Al momento de valorar agravantes y atenuantes, el fiscal tuvo en cuenta «el grado de afectación a las víctimas y la gravedad del vaticinio amenazante escogido, en tanto se involucró no solamente a una magistrada sino también a sus hijas. Por lo demás, las amenazas a la magistrada evocaron un caso especialmente significativo y penoso para esa familia; en tanto que la dirigida a sus hijas refirieron un caso de una alta connotación pública, vinculado al brutal homicidio de una niña».

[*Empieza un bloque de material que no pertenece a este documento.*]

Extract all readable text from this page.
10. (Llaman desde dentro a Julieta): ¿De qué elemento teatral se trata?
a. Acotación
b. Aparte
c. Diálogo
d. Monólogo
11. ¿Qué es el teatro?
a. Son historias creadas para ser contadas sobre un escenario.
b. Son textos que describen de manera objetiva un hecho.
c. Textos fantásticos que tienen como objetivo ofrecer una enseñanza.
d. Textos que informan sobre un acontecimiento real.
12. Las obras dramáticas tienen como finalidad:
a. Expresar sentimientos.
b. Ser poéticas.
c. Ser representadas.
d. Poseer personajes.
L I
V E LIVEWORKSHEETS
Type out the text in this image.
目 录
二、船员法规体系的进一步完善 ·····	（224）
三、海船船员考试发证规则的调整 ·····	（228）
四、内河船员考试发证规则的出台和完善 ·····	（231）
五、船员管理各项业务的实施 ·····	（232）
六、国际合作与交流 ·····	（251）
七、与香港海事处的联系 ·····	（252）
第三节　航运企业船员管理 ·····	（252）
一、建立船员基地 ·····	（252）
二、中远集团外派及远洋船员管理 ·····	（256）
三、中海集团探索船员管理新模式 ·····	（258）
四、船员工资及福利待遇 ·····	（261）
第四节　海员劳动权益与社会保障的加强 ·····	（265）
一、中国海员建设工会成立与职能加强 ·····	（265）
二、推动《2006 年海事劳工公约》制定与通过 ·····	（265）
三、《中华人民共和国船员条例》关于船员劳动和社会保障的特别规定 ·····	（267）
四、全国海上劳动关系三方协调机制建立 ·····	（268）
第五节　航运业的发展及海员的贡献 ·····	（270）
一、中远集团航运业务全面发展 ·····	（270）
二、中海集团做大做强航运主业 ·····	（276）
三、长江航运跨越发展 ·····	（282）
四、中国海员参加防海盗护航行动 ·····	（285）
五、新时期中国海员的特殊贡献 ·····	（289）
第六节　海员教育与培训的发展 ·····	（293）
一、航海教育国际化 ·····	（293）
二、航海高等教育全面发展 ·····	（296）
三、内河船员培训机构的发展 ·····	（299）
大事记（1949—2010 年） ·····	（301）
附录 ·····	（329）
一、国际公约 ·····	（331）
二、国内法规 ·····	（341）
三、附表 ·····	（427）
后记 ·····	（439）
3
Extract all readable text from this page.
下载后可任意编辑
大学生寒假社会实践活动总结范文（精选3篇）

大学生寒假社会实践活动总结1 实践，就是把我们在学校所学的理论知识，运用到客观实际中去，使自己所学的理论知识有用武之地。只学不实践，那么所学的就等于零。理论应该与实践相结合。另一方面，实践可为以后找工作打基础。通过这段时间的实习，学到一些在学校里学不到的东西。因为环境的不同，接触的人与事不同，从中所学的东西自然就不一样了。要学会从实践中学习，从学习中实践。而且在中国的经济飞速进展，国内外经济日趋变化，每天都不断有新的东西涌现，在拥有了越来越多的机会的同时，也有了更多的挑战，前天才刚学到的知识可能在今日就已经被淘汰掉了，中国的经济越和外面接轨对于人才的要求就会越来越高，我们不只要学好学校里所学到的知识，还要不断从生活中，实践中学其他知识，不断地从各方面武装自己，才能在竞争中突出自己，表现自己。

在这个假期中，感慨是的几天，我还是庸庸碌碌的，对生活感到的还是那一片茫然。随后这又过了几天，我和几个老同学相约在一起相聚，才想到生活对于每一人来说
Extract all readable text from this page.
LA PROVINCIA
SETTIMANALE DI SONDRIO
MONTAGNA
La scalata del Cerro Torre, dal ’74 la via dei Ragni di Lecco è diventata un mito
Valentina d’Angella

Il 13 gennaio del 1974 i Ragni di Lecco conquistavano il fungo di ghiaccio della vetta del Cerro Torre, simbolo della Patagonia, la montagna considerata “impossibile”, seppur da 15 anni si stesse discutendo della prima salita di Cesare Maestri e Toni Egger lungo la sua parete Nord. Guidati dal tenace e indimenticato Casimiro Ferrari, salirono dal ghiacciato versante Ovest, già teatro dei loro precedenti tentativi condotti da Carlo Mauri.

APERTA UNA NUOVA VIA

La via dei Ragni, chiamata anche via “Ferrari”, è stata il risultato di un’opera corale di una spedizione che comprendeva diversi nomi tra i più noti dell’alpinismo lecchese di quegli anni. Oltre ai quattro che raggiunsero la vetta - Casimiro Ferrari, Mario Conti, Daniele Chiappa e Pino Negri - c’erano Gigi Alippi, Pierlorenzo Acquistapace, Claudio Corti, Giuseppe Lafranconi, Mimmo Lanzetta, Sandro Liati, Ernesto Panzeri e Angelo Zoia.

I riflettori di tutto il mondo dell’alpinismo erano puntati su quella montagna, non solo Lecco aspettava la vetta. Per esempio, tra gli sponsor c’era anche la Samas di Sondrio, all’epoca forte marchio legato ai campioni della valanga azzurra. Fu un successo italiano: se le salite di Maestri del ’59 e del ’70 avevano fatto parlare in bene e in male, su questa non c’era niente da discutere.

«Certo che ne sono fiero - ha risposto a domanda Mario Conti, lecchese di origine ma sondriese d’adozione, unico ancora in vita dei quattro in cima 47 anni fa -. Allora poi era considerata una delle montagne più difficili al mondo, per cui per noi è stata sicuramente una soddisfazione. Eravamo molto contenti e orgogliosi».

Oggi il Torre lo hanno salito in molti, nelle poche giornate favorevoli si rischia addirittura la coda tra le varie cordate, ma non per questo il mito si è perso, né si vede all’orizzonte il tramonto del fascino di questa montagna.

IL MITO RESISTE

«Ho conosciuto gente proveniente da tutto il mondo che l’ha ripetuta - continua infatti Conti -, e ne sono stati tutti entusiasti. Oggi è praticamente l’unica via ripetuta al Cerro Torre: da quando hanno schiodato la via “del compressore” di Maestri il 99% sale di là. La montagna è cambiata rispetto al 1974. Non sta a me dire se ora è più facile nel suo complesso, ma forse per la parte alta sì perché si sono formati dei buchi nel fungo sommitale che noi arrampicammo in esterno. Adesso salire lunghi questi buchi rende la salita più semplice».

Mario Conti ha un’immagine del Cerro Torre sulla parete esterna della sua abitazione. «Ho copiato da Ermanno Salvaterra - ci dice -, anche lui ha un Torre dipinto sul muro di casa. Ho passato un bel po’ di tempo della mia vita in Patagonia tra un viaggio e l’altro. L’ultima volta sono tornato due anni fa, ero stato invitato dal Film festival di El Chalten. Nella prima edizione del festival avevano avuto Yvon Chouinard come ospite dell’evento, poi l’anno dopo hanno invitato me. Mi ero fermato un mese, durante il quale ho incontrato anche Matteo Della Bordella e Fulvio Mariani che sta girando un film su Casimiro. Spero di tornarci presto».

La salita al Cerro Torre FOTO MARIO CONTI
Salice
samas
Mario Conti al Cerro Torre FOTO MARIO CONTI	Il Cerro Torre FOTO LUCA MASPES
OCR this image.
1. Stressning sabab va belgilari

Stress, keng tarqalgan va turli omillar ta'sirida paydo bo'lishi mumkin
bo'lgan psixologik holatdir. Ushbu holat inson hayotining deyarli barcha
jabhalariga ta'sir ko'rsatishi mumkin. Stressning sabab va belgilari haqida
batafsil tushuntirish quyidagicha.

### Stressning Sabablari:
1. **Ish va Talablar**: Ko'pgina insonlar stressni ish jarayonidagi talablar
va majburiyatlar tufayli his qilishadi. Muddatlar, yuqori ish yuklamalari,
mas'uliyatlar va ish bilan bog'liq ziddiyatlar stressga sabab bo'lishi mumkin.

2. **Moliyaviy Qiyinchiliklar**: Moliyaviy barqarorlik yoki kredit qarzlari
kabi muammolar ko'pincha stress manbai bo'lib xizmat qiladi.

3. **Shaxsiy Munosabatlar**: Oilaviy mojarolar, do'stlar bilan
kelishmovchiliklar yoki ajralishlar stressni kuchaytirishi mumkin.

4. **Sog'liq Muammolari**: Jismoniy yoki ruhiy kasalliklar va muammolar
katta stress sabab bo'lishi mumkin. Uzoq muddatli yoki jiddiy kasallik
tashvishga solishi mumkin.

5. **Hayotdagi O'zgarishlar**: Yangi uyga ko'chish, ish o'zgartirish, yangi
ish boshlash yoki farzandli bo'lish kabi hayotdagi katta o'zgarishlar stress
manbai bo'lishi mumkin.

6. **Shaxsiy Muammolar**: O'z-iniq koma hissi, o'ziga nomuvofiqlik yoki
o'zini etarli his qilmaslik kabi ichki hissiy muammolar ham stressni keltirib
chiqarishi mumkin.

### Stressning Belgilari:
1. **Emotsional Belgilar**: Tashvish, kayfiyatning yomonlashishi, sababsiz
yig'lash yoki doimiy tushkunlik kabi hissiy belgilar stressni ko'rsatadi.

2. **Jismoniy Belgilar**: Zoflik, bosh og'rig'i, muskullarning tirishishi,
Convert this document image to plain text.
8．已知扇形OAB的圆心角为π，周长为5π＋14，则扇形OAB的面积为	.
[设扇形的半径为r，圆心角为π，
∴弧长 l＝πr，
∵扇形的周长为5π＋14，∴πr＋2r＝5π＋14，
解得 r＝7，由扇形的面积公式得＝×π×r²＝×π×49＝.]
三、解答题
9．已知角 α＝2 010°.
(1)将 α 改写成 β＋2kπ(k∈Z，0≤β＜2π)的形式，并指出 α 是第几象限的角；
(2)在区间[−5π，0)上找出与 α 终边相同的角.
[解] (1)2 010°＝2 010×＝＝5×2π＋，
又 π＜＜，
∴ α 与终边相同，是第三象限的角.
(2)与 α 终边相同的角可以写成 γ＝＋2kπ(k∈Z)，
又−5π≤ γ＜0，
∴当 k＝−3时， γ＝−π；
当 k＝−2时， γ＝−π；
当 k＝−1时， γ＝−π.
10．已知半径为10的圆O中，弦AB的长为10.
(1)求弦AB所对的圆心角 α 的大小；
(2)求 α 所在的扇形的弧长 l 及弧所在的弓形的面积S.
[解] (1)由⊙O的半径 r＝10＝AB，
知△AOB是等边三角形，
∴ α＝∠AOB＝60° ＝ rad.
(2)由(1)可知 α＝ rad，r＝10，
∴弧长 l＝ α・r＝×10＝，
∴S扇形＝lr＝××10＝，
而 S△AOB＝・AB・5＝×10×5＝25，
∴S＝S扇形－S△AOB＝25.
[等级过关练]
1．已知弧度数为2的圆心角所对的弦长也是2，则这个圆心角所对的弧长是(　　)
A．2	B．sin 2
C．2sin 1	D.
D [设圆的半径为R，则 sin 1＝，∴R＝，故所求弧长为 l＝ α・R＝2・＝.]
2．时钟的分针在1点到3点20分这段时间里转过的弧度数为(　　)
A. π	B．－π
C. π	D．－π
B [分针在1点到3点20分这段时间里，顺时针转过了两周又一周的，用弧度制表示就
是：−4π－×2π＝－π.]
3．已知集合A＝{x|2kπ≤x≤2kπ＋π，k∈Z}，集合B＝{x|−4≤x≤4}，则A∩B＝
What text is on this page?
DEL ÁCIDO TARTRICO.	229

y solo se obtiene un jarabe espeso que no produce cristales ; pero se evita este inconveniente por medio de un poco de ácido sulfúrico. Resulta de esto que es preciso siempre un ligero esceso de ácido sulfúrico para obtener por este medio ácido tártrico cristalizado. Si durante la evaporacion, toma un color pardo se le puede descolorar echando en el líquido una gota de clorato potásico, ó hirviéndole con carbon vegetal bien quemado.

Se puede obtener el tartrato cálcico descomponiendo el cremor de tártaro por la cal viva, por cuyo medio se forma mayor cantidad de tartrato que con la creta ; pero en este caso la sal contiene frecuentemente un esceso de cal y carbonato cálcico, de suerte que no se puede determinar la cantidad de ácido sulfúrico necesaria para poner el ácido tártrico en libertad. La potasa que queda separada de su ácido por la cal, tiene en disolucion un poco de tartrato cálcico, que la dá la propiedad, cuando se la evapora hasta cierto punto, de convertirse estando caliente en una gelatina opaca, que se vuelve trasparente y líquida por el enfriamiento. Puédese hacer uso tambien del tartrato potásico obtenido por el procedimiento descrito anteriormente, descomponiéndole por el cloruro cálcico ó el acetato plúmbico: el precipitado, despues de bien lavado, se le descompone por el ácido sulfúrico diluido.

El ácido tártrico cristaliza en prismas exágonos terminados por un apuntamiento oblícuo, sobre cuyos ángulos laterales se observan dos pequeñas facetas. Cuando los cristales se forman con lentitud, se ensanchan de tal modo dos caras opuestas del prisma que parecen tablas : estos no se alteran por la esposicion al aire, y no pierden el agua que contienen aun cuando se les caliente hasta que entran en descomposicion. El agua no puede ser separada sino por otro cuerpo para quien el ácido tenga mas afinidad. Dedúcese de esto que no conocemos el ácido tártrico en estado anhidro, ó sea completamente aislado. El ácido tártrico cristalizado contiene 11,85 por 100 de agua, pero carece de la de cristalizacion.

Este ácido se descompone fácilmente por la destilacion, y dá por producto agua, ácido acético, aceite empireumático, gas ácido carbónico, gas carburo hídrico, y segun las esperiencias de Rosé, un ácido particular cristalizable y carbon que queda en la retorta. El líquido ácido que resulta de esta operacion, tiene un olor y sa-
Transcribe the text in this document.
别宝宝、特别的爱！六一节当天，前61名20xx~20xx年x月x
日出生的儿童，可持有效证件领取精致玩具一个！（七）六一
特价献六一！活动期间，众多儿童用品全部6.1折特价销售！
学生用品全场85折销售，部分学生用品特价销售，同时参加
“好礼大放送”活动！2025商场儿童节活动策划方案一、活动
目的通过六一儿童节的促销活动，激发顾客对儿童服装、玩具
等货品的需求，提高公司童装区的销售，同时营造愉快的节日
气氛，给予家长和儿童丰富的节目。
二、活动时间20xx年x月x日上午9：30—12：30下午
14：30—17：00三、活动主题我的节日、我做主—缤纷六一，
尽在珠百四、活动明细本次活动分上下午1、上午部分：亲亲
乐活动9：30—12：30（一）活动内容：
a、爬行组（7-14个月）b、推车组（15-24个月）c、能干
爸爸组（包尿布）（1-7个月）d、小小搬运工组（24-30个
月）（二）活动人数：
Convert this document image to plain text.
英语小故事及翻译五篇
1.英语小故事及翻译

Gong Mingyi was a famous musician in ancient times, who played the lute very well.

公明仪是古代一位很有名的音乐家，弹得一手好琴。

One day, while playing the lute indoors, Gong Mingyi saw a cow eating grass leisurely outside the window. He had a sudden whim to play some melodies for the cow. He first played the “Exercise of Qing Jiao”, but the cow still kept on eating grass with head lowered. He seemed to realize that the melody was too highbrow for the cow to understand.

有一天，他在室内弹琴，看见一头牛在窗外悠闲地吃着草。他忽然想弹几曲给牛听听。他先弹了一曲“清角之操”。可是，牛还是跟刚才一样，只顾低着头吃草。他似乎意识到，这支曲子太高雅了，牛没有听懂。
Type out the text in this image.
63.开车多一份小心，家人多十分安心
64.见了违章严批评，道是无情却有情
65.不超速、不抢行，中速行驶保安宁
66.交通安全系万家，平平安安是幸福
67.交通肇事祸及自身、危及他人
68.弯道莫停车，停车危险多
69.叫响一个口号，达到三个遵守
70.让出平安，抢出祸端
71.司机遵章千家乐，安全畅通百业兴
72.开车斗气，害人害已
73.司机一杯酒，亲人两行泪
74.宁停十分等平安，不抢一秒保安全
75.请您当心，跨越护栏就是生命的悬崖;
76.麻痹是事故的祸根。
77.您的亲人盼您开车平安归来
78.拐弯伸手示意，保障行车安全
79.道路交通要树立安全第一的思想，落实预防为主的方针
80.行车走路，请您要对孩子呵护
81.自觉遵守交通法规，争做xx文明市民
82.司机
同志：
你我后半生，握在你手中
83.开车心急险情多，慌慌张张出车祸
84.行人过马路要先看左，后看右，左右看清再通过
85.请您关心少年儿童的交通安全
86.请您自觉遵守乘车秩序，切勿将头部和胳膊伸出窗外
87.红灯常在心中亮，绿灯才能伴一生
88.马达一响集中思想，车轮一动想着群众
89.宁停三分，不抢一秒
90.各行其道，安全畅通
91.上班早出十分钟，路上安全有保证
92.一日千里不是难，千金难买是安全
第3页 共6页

Y antes de homolgar el acuerdo, el juez Daniel Omar Gutiérrez le dio la oportunidad a la magistrada de ser oída: «Todo cuanto voy a decir hace a mi exclusiva responsabilidad, no así a la de mis hijas, que también fueron víctimas de estas amenazas. Yo tenía un deber funcional de realizar una denuncia porque esto que usted hizo es un delito. Si lo deja tranquilo, en el momento en que hizo esas amenazas, sí provocó una situación de temor en mi persona. Pero esto de ningún modo condicionó y nunca va a condicionar el cumplimiento del deber funcional que tengo. Somos gente de fe, no perseguimos venganza, y accedemos a la firma de este juicio abreviado».

Sobre el final, la jueza Arroyo Salgado agradeció el pedido de disculpas de «Tano» Sofía.

Increíblemente, después, los defensores apelaron el juicio abreviado.

Este jueves, ocho años después, la Corte le puso fin a esta historia.

«El Tano», en cambio, con dos condenas sobre sus espaldas, sigue escribiendo la suya.